N. Korea's propaganda chief dead
Leader Kim Jong Un (C) and senior officials pay their respects to North Korea's former propaganda chief Kim Ki Nam, who died on Tuesday at the age of 94, KCNA reported. AFP

North Korea's former propaganda chief, credited with masterminding the personality cult surrounding the ruling Kim dynasty, has died, state media said Wednesday, with leader Kim Jong Un photographed bowing at his funeral bier.

Kim Ki Nam died on Tuesday due to old age and "multiple organ dysfunction", having been treated at a hospital since 2022, the country's official Korean Central News Agency said. He was 94.

Kim Jong Un visited the funeral hall early Wednesday morning, paid silent tribute and looked around the bier with "bitter grief over the loss of a veteran revolutionary who had remained boundlessly loyal" to the regime, KCNA said.

A wreath in the name of Kim Jong Un was "laid before the bier of the deceased", KCNA said.

Kim Ki Nam is best known for having led North Korea's key department for propaganda.
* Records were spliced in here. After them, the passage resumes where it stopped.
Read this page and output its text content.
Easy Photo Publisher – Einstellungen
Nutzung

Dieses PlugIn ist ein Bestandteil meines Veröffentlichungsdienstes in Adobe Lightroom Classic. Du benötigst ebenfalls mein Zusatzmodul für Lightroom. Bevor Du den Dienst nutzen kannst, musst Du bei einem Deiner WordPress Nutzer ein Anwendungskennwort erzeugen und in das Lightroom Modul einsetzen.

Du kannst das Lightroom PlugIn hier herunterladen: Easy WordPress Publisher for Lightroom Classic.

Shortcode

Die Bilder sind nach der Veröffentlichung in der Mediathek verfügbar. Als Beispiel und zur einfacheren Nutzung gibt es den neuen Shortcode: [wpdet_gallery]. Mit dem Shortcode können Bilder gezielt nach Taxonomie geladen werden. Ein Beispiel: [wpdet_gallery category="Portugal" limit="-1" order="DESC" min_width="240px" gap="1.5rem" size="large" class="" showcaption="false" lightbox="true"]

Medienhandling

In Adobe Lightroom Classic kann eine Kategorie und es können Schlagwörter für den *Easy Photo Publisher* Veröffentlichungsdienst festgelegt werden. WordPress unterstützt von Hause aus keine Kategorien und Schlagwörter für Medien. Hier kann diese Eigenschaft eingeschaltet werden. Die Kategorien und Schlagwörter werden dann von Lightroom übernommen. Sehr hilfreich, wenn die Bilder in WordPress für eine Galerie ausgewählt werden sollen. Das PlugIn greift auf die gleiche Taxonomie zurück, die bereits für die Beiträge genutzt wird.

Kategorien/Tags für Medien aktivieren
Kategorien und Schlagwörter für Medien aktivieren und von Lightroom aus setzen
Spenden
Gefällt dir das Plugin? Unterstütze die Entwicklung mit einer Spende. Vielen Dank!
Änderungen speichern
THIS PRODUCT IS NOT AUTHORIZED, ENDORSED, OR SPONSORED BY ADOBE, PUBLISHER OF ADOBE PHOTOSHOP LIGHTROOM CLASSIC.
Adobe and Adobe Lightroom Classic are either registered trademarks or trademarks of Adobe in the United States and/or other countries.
In the 1970s, he was in charge of Pyongyang's official mouthpiece, the Rodong Sinmun newspaper, according to the North.

He is credited with masterminding the cult of the Kim family dynasty, and Pyongyang's state media on Wednesday described him as "a veteran of our Party and the revolution, a prestigious theoretician and a prominent political activist".

An image released by the Rodong Sinmun showed leader Kim Jong Un, dressed in a dark suit, solemnly paying his respects alongside high-ranking party and military officials, in front of what appeared to be a flower-decorated bier.

The Kim dynasty, established by Pyongyang's founding leader Kim Il Sung, has ruled the impoverished, isolated nation with an iron fist and pervasive personality cult over three generations.

The family are revered in the North as the "Paektu bloodline", named after the country's highest mountain and supposed birthplace of the late leader Kim Jong Il.

In 2015, images in state media showed the late official Kim Ki Nam, in his 80s at the time, taking notes diligently in front of Kim Jong Un, more than 50 years his junior.

The late Kim Ki Nam "is the North Korean equivalent of Paul Joseph Goebbels," Ahn Chan-il, a defector-turned-researcher who runs the World Institute for North Korea Studies, told AFP, referring to the infamous chief propagandist for the Nazis.

"It is safe to say that the propaganda and agitation strategies of the Kim dynasty all came from Kim Ki Nam's mind."

Kim Ki Nam's role as the regime's chief propagandist was eventually passed on to Kim Jong Un's powerful sister, Kim Yo Jong, in the late 2010s.

Her arrival at the propaganda department as its high-ranking figure took place in 2018, according to Seoul's unification ministry.

In 2009, Kim Ki Nam led a North Korean delegation to South Korea to attend the funeral of Seoul's former dovish president, Kim Dae-jung. During the visit, they laid a wreath signed by Pyongyang's then-leader Kim Jong Il.

Kim Dae-jung in 2000 made a historic visit to Pyongyang, where he met with Kim Jong Il, the predecessor and father of current leader Kim Jong Un.

During his visit to Seoul in 2009, Kim Ki Nam met with Seoul's then-president Lee Myung-bak.